Now we have four days of waiting, and we are all trying to be strong for each other. In the meantime my thoughts are running away with me, our son is eighteen and writing his finals at high school, our youngest daughter is twenty and writing exams at college, how are they going to keep their minds on exams with all of this going on. Our eldest daughter is married and has three lovely little boys and I won’t see them growing up. And then there is my husband, Rob and I have never been apart, we go everywhere together and do everything for each other, how on earth is he going to cope without me. What is going to happen to our children? Then I realized Maaaaaaaaan! Linda! You are having such a pity party, snap out of it girl, right now!!! And promptly went and made dinner with everyone giving me a hand.

Wednesday evening the phone rang and Rob answered. I heard him say hello to the Doctor, and then a little while later I heard him say “So then it is definitely cancer” I got up and left to go to my room crying softly all the way, I remember closing my door and as I reached the side of my bed, a calmness came over me, starting from my head going right down to my toes, and then I got this warm feeling as if someone was giving me a soft hug. Well, I sat on the bed, and when Rob came into the bedroom he looked at me and said “Love you’re smiling” and I said “Yes, I am going to be O.K”. I told him that I had felt a hug from Jesus, I think he thought that his wife had lost it, but if it kept her from crying, that’s good. Ha! Ha!

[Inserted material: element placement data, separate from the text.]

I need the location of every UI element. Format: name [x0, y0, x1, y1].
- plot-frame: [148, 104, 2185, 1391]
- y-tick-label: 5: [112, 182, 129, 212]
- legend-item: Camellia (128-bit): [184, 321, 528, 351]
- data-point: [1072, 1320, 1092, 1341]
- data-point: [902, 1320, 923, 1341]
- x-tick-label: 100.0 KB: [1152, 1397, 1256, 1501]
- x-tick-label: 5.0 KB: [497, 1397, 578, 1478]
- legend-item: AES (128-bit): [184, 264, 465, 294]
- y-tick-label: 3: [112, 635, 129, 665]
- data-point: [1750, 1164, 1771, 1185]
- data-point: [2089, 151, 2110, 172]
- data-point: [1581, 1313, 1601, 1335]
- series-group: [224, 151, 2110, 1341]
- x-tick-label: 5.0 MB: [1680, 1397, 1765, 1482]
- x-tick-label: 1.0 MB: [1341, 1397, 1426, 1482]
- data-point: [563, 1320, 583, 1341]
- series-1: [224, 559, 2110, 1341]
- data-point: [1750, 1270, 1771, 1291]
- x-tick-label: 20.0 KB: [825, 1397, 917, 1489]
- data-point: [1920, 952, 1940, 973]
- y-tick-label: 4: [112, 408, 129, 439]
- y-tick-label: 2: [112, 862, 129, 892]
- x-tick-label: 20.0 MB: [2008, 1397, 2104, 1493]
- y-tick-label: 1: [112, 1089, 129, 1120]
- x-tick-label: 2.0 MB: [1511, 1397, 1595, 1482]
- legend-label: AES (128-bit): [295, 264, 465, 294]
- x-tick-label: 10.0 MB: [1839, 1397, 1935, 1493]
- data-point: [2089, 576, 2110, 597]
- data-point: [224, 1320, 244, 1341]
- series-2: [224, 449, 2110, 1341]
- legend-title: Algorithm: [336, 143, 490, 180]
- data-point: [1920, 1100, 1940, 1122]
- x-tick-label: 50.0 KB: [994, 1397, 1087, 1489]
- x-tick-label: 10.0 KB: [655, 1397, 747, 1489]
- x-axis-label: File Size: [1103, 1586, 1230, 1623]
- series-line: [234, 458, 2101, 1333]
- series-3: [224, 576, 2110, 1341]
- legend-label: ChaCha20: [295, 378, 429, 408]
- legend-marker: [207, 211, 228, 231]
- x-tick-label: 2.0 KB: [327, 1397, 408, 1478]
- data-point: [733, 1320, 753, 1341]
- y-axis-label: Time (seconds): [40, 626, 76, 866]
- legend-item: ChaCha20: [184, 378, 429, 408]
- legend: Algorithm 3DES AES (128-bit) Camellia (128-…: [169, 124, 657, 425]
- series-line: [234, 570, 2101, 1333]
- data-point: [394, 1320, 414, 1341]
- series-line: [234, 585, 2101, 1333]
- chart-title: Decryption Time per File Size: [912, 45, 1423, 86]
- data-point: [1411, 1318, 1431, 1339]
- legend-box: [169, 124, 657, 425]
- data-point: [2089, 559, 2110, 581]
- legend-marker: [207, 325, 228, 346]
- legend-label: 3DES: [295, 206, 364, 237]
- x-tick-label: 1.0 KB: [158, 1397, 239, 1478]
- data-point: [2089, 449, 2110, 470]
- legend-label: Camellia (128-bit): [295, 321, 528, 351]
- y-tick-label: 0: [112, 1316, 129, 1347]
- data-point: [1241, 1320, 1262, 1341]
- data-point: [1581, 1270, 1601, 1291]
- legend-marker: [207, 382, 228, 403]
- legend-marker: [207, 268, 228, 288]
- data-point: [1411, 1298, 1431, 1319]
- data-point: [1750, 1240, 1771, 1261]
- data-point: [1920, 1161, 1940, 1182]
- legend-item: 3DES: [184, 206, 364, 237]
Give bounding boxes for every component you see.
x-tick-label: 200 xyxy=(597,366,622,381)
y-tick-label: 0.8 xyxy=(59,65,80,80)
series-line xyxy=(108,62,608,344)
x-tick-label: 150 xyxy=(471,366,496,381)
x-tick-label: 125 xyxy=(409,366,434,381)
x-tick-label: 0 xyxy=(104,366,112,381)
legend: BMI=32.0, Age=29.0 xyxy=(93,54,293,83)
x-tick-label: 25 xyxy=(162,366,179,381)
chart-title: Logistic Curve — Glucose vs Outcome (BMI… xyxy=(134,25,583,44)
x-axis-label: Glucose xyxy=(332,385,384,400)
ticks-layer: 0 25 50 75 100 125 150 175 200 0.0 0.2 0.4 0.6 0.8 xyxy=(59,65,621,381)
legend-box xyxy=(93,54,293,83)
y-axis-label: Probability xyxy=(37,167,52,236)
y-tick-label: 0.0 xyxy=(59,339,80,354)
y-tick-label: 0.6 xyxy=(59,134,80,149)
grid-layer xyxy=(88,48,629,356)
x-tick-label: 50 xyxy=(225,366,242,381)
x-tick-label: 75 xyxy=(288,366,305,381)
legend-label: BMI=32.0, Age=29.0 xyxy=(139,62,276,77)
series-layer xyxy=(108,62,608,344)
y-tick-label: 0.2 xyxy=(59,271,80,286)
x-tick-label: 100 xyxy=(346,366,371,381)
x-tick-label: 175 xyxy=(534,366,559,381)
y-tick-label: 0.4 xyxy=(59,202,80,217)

Rob being a Christian said from now on we will call it you’re “Jesus Hug”.

Two days later, with all the family at my side, I went for my operation and they removed half of my colon. I remember coming to at some stage and the Doctor was telling Rob that I was cured, luckily the cancer had not gone through the wall of the colon and that no chemo was needed. He could not have given us better news than that. I woke at some stage after that and saw Rob sitting at my bedside, I thought it was visiting hour, but he told me it was in the morning, he could not sleep so he came back to be with me., a drive of one hour over a very mountainous pass., he made this trip for ten days twice a day sometimes three. All I can say is that this Bulldog of mine has a big heart, he showered me with a lot of love and attention in my hour of need, for that I will be forever grateful.